Past the Millennium
Trent Busch
Nothing has come around the house
this morning I wasn’t expecting,
the wren’s quick song a false alarm;
still, winter’s first snow on the lawn
quite surprises me, and I recall Hardy’s
thrush announcing a new century.
To think it over a hundred years
ago he leaned upon his thicket gate
in woe far different from our own.
Could I, I would say to him, now
fully targeted as his Tennyson,
We still look up and give a start—
if sometimes from the fifteenth floor
on tubes you wouldn’t understand—
at the moon’s full gaze upon our art.
And add, could he listen, the bird’s song
I heard today still sounds its promise;
the century’s gate’s as it was then.
Trent Busch, a native of rural West Virginia, now lives in Georgia where he writes and makes furniture.
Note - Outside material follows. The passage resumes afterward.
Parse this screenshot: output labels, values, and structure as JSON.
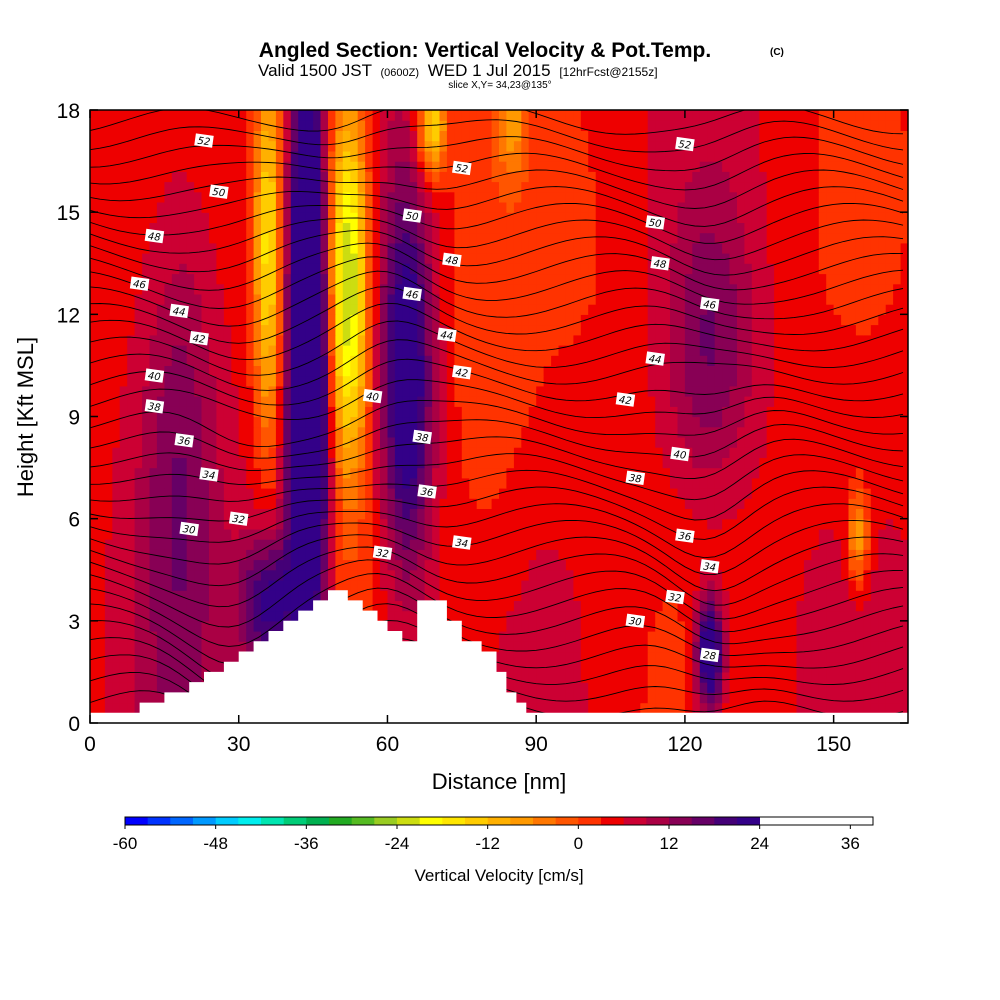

His first book of poetry, not one bit of this is your fault, was published by Cyberwit in 2019. His poems have appeared in many journals including The Best American Poetry, Poetry, The Nation, Threepenny Review, North American Review, Chicago Review, Southern Review, Georgia Review, New England Review, Crazyhorse, Prairie Schooner, Northwest Review, Kenyon Review, American Scholar, Shenandoah, and more recently Notre Dame Review, Evansville Review, Agni Online, Boston Review, Natural Bridge, Sou’wester, Poetry Daily, and Hudson Review. Also his poem “Edges of Roads” was the 2016 First Place winner of the Margaret Reid Poetry Prize, Published by Winning Writers.